黑石船 正文 第八章 善惡難分
    又過了很久,她神色嚴肅的開口道:「小妹深信磊石哥的話,不過磊石哥,你這個事實,卻不能對我和大哥以外的任何人說!」

    仇磊石不解道:「為什麼?」

    曉梅道:「武林中,江湖上,殺人父母屠人家小的人,多的難以計數,就許有『馮京,馬涼』之誤,而枉結仇家!」

    雷嘯天聞言點頭,道:「三妹,愚兄由衷的佩服你了,說的再對沒有!」

    曉梅一笑,繼之又道:「因之,小妹要求磊石哥,今後不論再對誰,別說此事的真話,另找一個寄居『天下一家』店的原因。」

    仇磊石頷首道:「除對大哥及小妹外,小兄是不會說出真情來的!」

    曉梅姑娘含情的一笑,沒有開口。

    雷嘯天把話題一變,道:「小妹呀,該大哥問你了吧?」

    曉梅一笑道:「在大哥二哥沒問之前,小妹先自己說一下身世,這樣省很多事,然後還想問什麼再問。」

    雷嘯天和仇磊石點點頭,曉梅姑娘接著又道:「小妹姓艾,家兄艾天齊,家父艾震宇,『天下一家』店的店東,就是家父,這紅柳莊,也是家父的產業!」

    仇磊石和雷嘯天,雖已發覺曉梅尊大人威望甚重,但卻作夢也沒有想到,艾家就是「天下一家」的主人!

    雷嘯天寄居該店,旨在尋父,本無成見,只因自那高氏兄弟,宇文顯總管等人過份跋扈,方始對該店發生疑問。

    仇磊石卻不然了,恩師所留秘冊之上,曾一再暗示,該店東可疑,固然沒說就是兇手,仇磊石卻已懷成見。

    如今這純真坦直良善的盟妹,竟是該店主人的掌上明珠,這怎不叫雷嘯天、仇磊石,駭驚而呆怔!
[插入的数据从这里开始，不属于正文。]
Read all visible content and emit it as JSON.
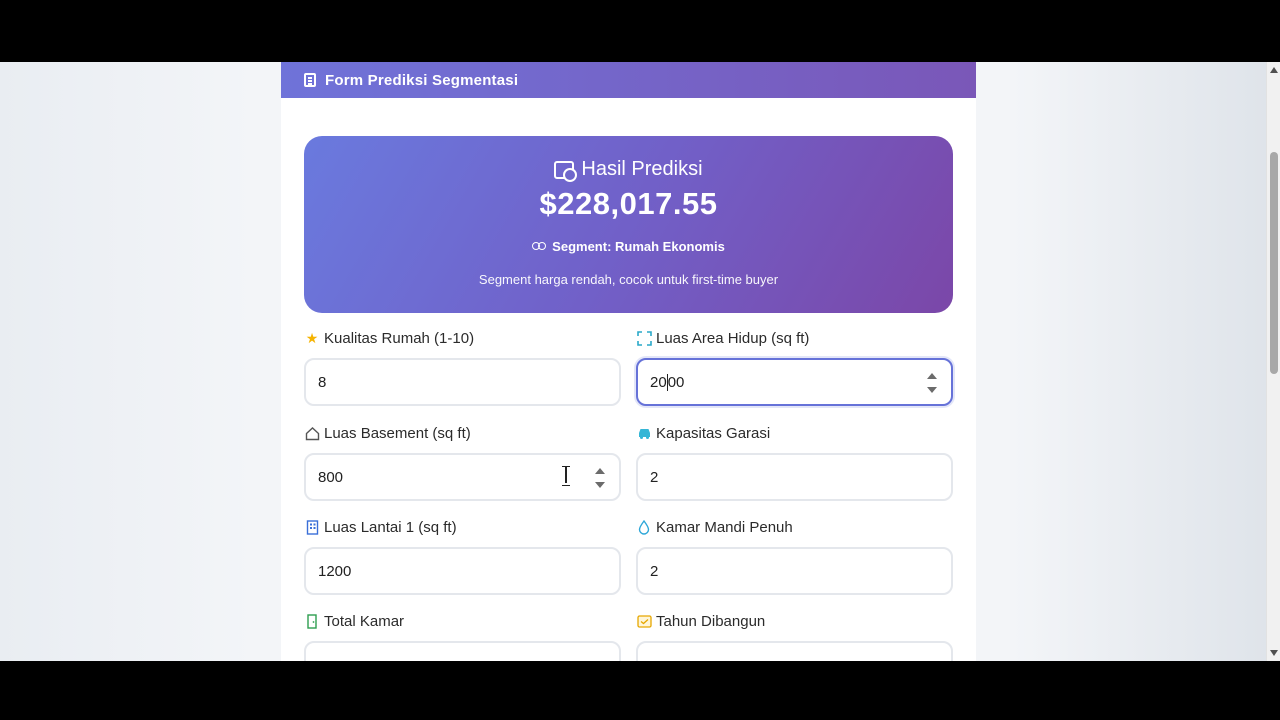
{
  "header": {
    "title": "Form Prediksi Segmentasi",
    "icon": "calculator-icon"
  },
  "result": {
    "title": "Hasil Prediksi",
    "icon": "money-icon",
    "value": "$228,017.55",
    "segment_icon": "users-icon",
    "segment": "Segment: Rumah Ekonomis",
    "description": "Segment harga rendah, cocok untuk first-time buyer"
  },
  "fields": {
    "quality": {
      "label": "Kualitas Rumah (1-10)",
      "icon": "star-icon",
      "value": "8",
      "color": "#f5b301"
    },
    "living_area": {
      "label": "Luas Area Hidup (sq ft)",
      "icon": "expand-icon",
      "value_before_caret": "20",
      "value_after_caret": "00",
      "color": "#2aa9c9"
    },
    "basement": {
      "label": "Luas Basement (sq ft)",
      "icon": "house-icon",
      "value": "800",
      "color": "#555555"
    },
    "garage": {
      "label": "Kapasitas Garasi",
      "icon": "car-icon",
      "value": "2",
      "color": "#35b6d6"
    },
    "first_floor": {
      "label": "Luas Lantai 1 (sq ft)",
      "icon": "building-icon",
      "value": "1200",
      "color": "#3a6fd8"
    },
    "bathrooms": {
      "label": "Kamar Mandi Penuh",
      "icon": "droplet-icon",
      "value": "2",
      "color": "#2ea7d8"
    },
    "total_rooms": {
      "label": "Total Kamar",
      "icon": "door-icon",
      "value": "",
      "color": "#2e9e4f"
    },
    "year_built": {
      "label": "Tahun Dibangun",
      "icon": "calendar-icon",
      "value": "",
      "color": "#e6a700"
    }
  }
}
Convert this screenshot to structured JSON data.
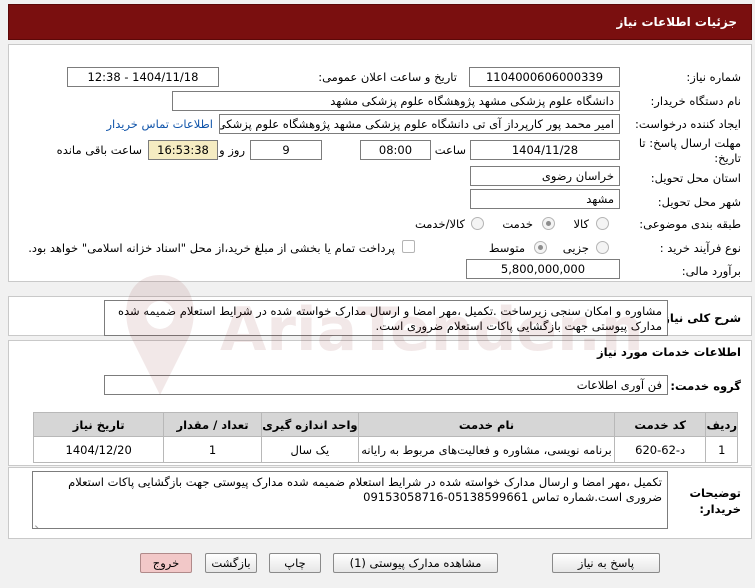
{
  "header": {
    "title": "جزئیات اطلاعات نیاز"
  },
  "need_number": {
    "label": "شماره نیاز:",
    "value": "1104000606000339"
  },
  "announce": {
    "label": "تاریخ و ساعت اعلان عمومی:",
    "value": "1404/11/18 - 12:38"
  },
  "buyer_org": {
    "label": "نام دستگاه خریدار:",
    "value": "دانشگاه علوم پزشکی مشهد   پژوهشگاه علوم پزشکی مشهد"
  },
  "requester": {
    "label": "ایجاد کننده درخواست:",
    "value": "امیر محمد پور کارپرداز آی تی دانشگاه علوم پزشکی مشهد   پژوهشگاه علوم پزشکی مشهد",
    "contact_link": "اطلاعات تماس خریدار"
  },
  "deadline": {
    "label_line1": "مهلت ارسال پاسخ: تا",
    "label_line2": "تاریخ:",
    "date": "1404/11/28",
    "time_label": "ساعت",
    "time": "08:00",
    "days": "9",
    "days_label": "روز و",
    "remaining": "16:53:38",
    "remaining_label": "ساعت باقی مانده"
  },
  "province": {
    "label": "استان محل تحویل:",
    "value": "خراسان رضوی"
  },
  "city": {
    "label": "شهر محل تحویل:",
    "value": "مشهد"
  },
  "category": {
    "label": "طبقه بندی موضوعی:",
    "options": [
      "کالا",
      "خدمت",
      "کالا/خدمت"
    ],
    "selected": "خدمت"
  },
  "process": {
    "label": "نوع فرآیند خرید :",
    "options": [
      "جزیی",
      "متوسط"
    ],
    "selected": "متوسط",
    "checkbox_text": "پرداخت تمام یا بخشی از مبلغ خرید،از محل \"اسناد خزانه اسلامی\" خواهد بود."
  },
  "budget": {
    "label": "برآورد مالی:",
    "value": "5,800,000,000"
  },
  "summary": {
    "label": "شرح کلی نیاز:",
    "text": "مشاوره و امکان سنجی زیرساخت .تکمیل ،مهر امضا و ارسال مدارک خواسته شده در شرایط استعلام ضمیمه شده مدارک پیوستی جهت بازگشایی پاکات استعلام ضروری است."
  },
  "services": {
    "section_title": "اطلاعات خدمات مورد نیاز",
    "group_label": "گروه خدمت:",
    "group_value": "فن آوری اطلاعات",
    "columns": [
      "ردیف",
      "کد خدمت",
      "نام خدمت",
      "واحد اندازه گیری",
      "تعداد / مقدار",
      "تاریخ نیاز"
    ],
    "rows": [
      [
        "1",
        "د-62-620",
        "برنامه نویسی، مشاوره و فعالیت‌های مربوط به رایانه",
        "یک سال",
        "1",
        "1404/12/20"
      ]
    ]
  },
  "buyer_notes": {
    "label_line1": "توضیحات",
    "label_line2": "خریدار:",
    "text": "تکمیل ،مهر امضا و ارسال مدارک خواسته شده در شرایط استعلام ضمیمه شده مدارک پیوستی جهت بازگشایی پاکات استعلام ضروری است.شماره تماس 05138599661-09153058716"
  },
  "buttons": {
    "reply": "پاسخ به نیاز",
    "attachments": "مشاهده مدارک پیوستی (1)",
    "print": "چاپ",
    "back": "بازگشت",
    "exit": "خروج"
  },
  "watermark": {
    "text": "AriaTender.net"
  },
  "colors": {
    "header": "#7a0f0f",
    "remaining_bg": "#f5ecc2",
    "link": "#1155aa",
    "exit_button": "#f2c8c8"
  }
}
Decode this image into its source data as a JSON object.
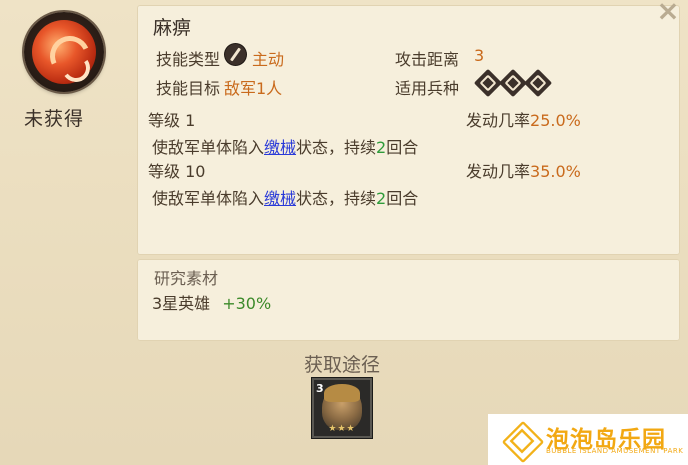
{
  "status": "未获得",
  "close_icon": "×",
  "skill": {
    "name": "麻痹",
    "type_label": "技能类型",
    "type_value": "主动",
    "range_label": "攻击距离",
    "range_value": "3",
    "target_label": "技能目标",
    "target_value": "敌军1人",
    "troop_label": "适用兵种",
    "troop_icons": [
      "sword-icon",
      "shield-icon",
      "bow-icon"
    ]
  },
  "levels": [
    {
      "label": "等级 1",
      "rate_label": "发动几率",
      "rate": "25.0%",
      "desc_pre": "使敌军单体陷入",
      "desc_link": "缴械",
      "desc_mid": "状态，持续",
      "desc_num": "2",
      "desc_post": "回合"
    },
    {
      "label": "等级 10",
      "rate_label": "发动几率",
      "rate": "35.0%",
      "desc_pre": "使敌军单体陷入",
      "desc_link": "缴械",
      "desc_mid": "状态，持续",
      "desc_num": "2",
      "desc_post": "回合"
    }
  ],
  "research": {
    "title": "研究素材",
    "item": "3星英雄",
    "bonus": "+30%"
  },
  "source": {
    "title": "获取途径",
    "hero_level": "3",
    "hero_stars": "★★★"
  },
  "watermark": {
    "cn": "泡泡岛乐园",
    "en": "BUBBLE ISLAND AMUSEMENT PARK"
  },
  "colors": {
    "value_orange": "#c96a1c",
    "highlight_green": "#2e9b3a",
    "link_blue": "#2a3ad8",
    "logo_gold": "#f2a812"
  }
}
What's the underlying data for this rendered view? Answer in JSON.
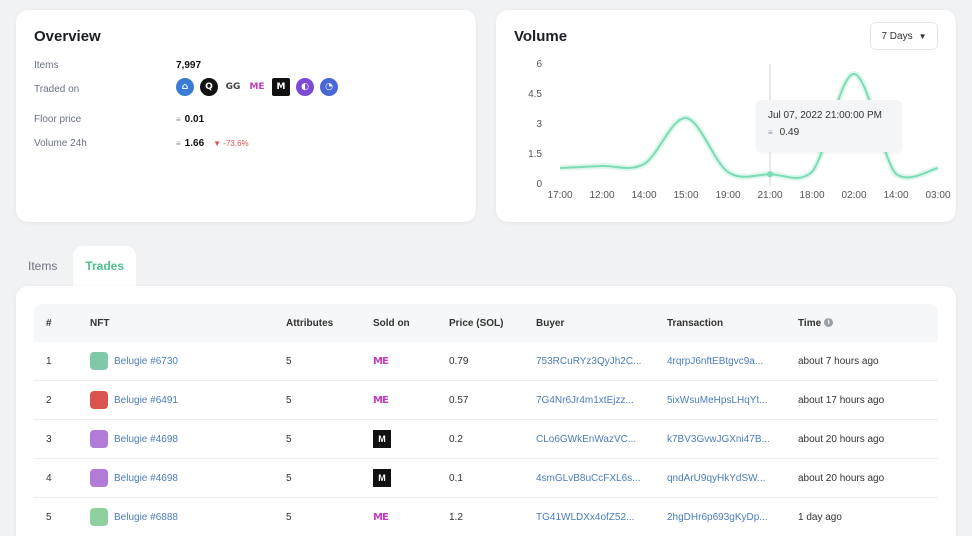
{
  "overview": {
    "title": "Overview",
    "items_label": "Items",
    "items_value": "7,997",
    "traded_on_label": "Traded on",
    "markets": [
      {
        "icon": "marketplace-blue-icon",
        "glyph": "⌂",
        "color": "#3a7bd5"
      },
      {
        "icon": "marketplace-q-icon",
        "glyph": "Q",
        "color": "#111111"
      },
      {
        "icon": "marketplace-gg-icon",
        "glyph": "GG",
        "color": "#ffffff"
      },
      {
        "icon": "magic-eden-icon",
        "glyph": "ME",
        "color": "#ffffff"
      },
      {
        "icon": "marketplace-m-icon",
        "glyph": "M",
        "color": "#111111"
      },
      {
        "icon": "marketplace-purple-icon",
        "glyph": "◐",
        "color": "#7b4bd6"
      },
      {
        "icon": "marketplace-swirl-icon",
        "glyph": "◔",
        "color": "#4a67d8"
      }
    ],
    "floor_label": "Floor price",
    "floor_value": "0.01",
    "volume_label": "Volume 24h",
    "volume_value": "1.66",
    "volume_change": "▼ -73.6%",
    "sol_symbol": "≡"
  },
  "volume": {
    "title": "Volume",
    "range_selected": "7 Days",
    "tooltip_time": "Jul 07, 2022 21:00:00 PM",
    "tooltip_value": "0.49"
  },
  "chart_data": {
    "type": "line",
    "title": "Volume",
    "x": [
      "17:00",
      "12:00",
      "14:00",
      "15:00",
      "19:00",
      "21:00",
      "18:00",
      "02:00",
      "14:00",
      "03:00"
    ],
    "series": [
      {
        "values": [
          0.8,
          0.9,
          1.0,
          3.3,
          0.6,
          0.49,
          0.6,
          5.5,
          0.5,
          0.8
        ]
      }
    ],
    "yticks": [
      "0",
      "1.5",
      "3",
      "4.5",
      "6"
    ],
    "ylim": [
      0,
      6
    ],
    "color": "#7bdcb5",
    "highlight_index": 5
  },
  "tabs": [
    "Items",
    "Trades"
  ],
  "active_tab": "Trades",
  "table": {
    "headers": [
      "#",
      "NFT",
      "Attributes",
      "Sold on",
      "Price (SOL)",
      "Buyer",
      "Transaction",
      "Time"
    ],
    "rows": [
      {
        "n": "1",
        "nft": "Belugie #6730",
        "attr": "5",
        "sold_on": "ME",
        "price": "0.79",
        "buyer": "753RCuRYz3QyJh2C...",
        "tx": "4rqrpJ6nftEBtgvc9a...",
        "time": "about 7 hours ago",
        "avatar": "#7fc8a9"
      },
      {
        "n": "2",
        "nft": "Belugie #6491",
        "attr": "5",
        "sold_on": "ME",
        "price": "0.57",
        "buyer": "7G4Nr6Jr4m1xtEjzz...",
        "tx": "5ixWsuMeHpsLHqYt...",
        "time": "about 17 hours ago",
        "avatar": "#d9534f"
      },
      {
        "n": "3",
        "nft": "Belugie #4698",
        "attr": "5",
        "sold_on": "M",
        "price": "0.2",
        "buyer": "CLo6GWkEnWazVC...",
        "tx": "k7BV3GvwJGXni47B...",
        "time": "about 20 hours ago",
        "avatar": "#b07cd8"
      },
      {
        "n": "4",
        "nft": "Belugie #4698",
        "attr": "5",
        "sold_on": "M",
        "price": "0.1",
        "buyer": "4smGLvB8uCcFXL6s...",
        "tx": "qndArU9qyHkYdSW...",
        "time": "about 20 hours ago",
        "avatar": "#b07cd8"
      },
      {
        "n": "5",
        "nft": "Belugie #6888",
        "attr": "5",
        "sold_on": "ME",
        "price": "1.2",
        "buyer": "TG41WLDXx4ofZ52...",
        "tx": "2hgDHr6p693gKyDp...",
        "time": "1 day ago",
        "avatar": "#8fd19e"
      }
    ]
  }
}
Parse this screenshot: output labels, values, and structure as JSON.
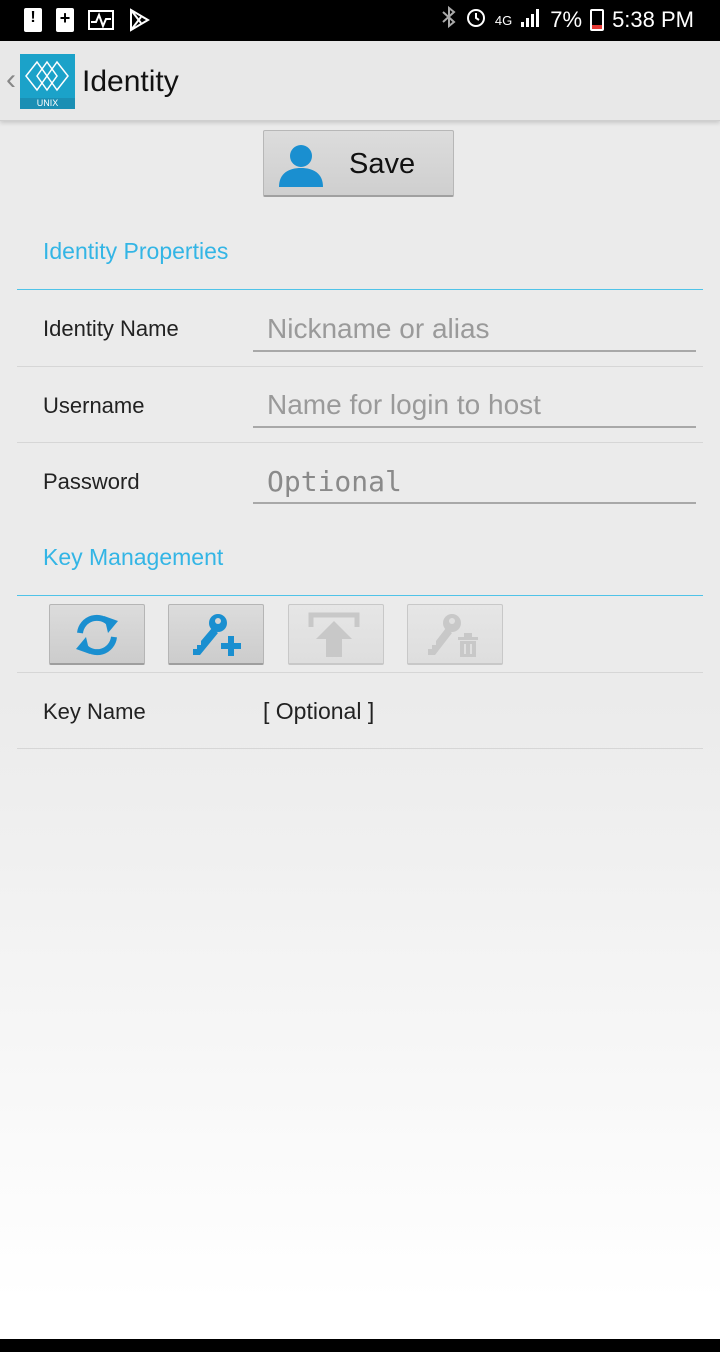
{
  "status_bar": {
    "network": "4G",
    "battery_percent": "7%",
    "time": "5:38 PM"
  },
  "action_bar": {
    "title": "Identity",
    "logo_caption": "UNIX"
  },
  "save_button": {
    "label": "Save"
  },
  "identity_properties": {
    "header": "Identity Properties",
    "fields": [
      {
        "label": "Identity Name",
        "placeholder": "Nickname or alias",
        "value": ""
      },
      {
        "label": "Username",
        "placeholder": "Name for login to host",
        "value": ""
      },
      {
        "label": "Password",
        "placeholder": "Optional",
        "value": ""
      }
    ]
  },
  "key_management": {
    "header": "Key Management",
    "buttons": [
      {
        "icon": "refresh-icon",
        "enabled": true
      },
      {
        "icon": "add-key-icon",
        "enabled": true
      },
      {
        "icon": "upload-icon",
        "enabled": false
      },
      {
        "icon": "delete-key-icon",
        "enabled": false
      }
    ],
    "key_name_label": "Key Name",
    "key_name_value": "[ Optional ]"
  },
  "colors": {
    "accent": "#33b5e5",
    "icon_blue": "#1a8fd0",
    "logo": "#1ba2c9"
  }
}
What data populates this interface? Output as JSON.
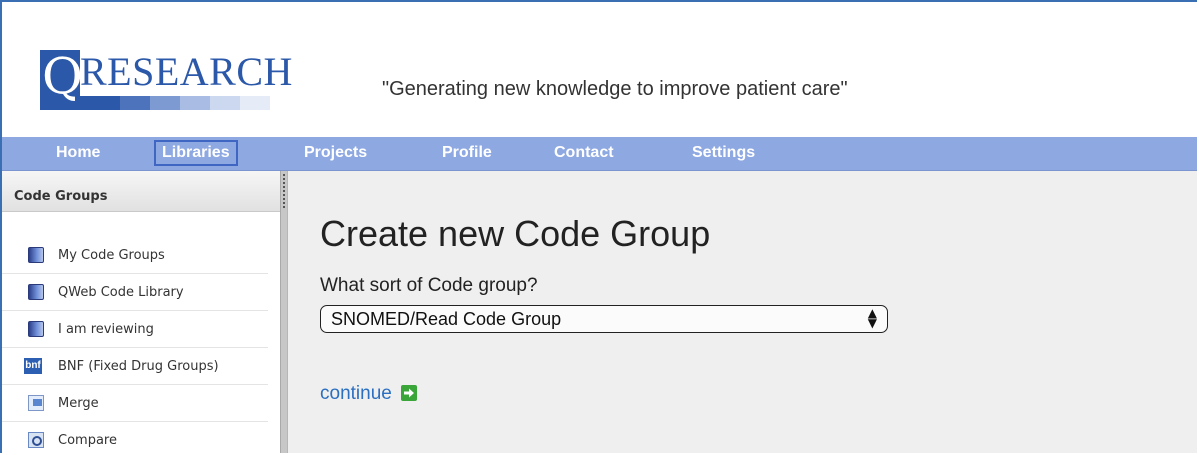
{
  "header": {
    "logo_letter": "Q",
    "logo_text": "RESEARCH",
    "tagline": "\"Generating new knowledge to improve patient care\""
  },
  "nav": {
    "items": [
      {
        "label": "Home"
      },
      {
        "label": "Libraries",
        "active": true
      },
      {
        "label": "Projects"
      },
      {
        "label": "Profile"
      },
      {
        "label": "Contact"
      },
      {
        "label": "Settings"
      }
    ]
  },
  "sidebar": {
    "title": "Code Groups",
    "items": [
      {
        "label": "My Code Groups",
        "icon": "book-icon"
      },
      {
        "label": "QWeb Code Library",
        "icon": "book-icon"
      },
      {
        "label": "I am reviewing",
        "icon": "book-icon"
      },
      {
        "label": "BNF (Fixed Drug Groups)",
        "icon": "bnf-icon",
        "icon_text": "bnf"
      },
      {
        "label": "Merge",
        "icon": "merge-icon"
      },
      {
        "label": "Compare",
        "icon": "compare-icon"
      }
    ]
  },
  "main": {
    "title": "Create new Code Group",
    "question": "What sort of Code group?",
    "select_value": "SNOMED/Read Code Group",
    "continue_label": "continue"
  },
  "colors": {
    "brand_blue": "#2b58a8",
    "nav_bg": "#8ea8e2",
    "link": "#2b6fc0",
    "continue_icon": "#3aa63a"
  }
}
    仇磊石和雷嘯天,一時之間,竟覺得再也沒有可以反問的話了,因此好半天,都沒有開口!

    終於仇磊石打破沉寂,道:「好,小妹,如今你我及大哥,已是禍福生死同當的兄弟妹了,小妹之父,也就等於小兄等的父親……」

    曉梅插口道:「我喜歡磊石哥直截了當的說話!」

    仇磊石俊臉一紅,道:「小妹,我只問你一句話,要真誠而沒有主見的回答,令尊及這『天下一家』店,是好還是壞?」

    曉梅坦誠的說道:「家父仁慈至極,是天下少有的好人,家兄生性偏急剛愎,行事由性,好壞半之,但好總多過壞!」

    仇磊石叮問一句,道:「那『天下一家』店呢?」

    曉梅道:「成立此店的宗旨,在於收留落魄江湖的武林中人,這樣,他們食宿無憂,當不敢再有惡行。」

    好個伶俐聰明的姑娘,不作正面答覆,但僅僅這幾句話,等於已評判了「天下一家」店的好壞!

    她話鋒微頓,接著又道:「磊石哥與大哥應該知道,天下事有利者必有弊,任憑是什麼好事,無有能出此規範的,『天下一家』店亦然。因日久之下,管理漸鬆,各地主持者,遂自作威福,一般亡命徒,也以此作為避難之所了,但總論起來,家父創此店時,卻有崇高的夢想,宗旨也是善良的,望能信我的話。」

    雷嘯天道:「分店共有多少?」

    曉梅搖頭道:「小妹因懶得過問此事,沒有關心,現在說不出數目來,不過,小妹可以答應大哥,不久就能告知確數。」

    雷嘯天道:「其實愚兄也是隨口一問。哦,對了,此店開支這樣大,令尊家業雖然雄厚,怕也不容易維持吧?」

    曉梅一笑道:「大哥可知道河南鄭州出金?」

    雷嘯天點點頭,曉梅又道:「那是家父的,凡各大城鎮,帶有『艾』字表記的酒樓、典當、錢莊,都是家父的產業,維持此店足夠!」

    雷嘯天突然有所憶及,神色爽朗的含笑問道:「被武林中人,稱之為『仁義活財神』,又有人稱其為『萬家生佛』的『艾笑佛』,是否是令尊?」

    曉梅也含著真稚的笑靨道:「正是家父。」

    雷嘯天如釋重負的長吁一聲,道:「這就對了,不瞞三妹說,愚兄對令尊已生疑念,但是現在既知令尊就是『艾財神』,所疑盡去矣!」

    仇磊石卻不知「艾財神」事跡,雷嘯天遂說所知「艾財神」種種往事,原來是位富甲天下仁厚的長者。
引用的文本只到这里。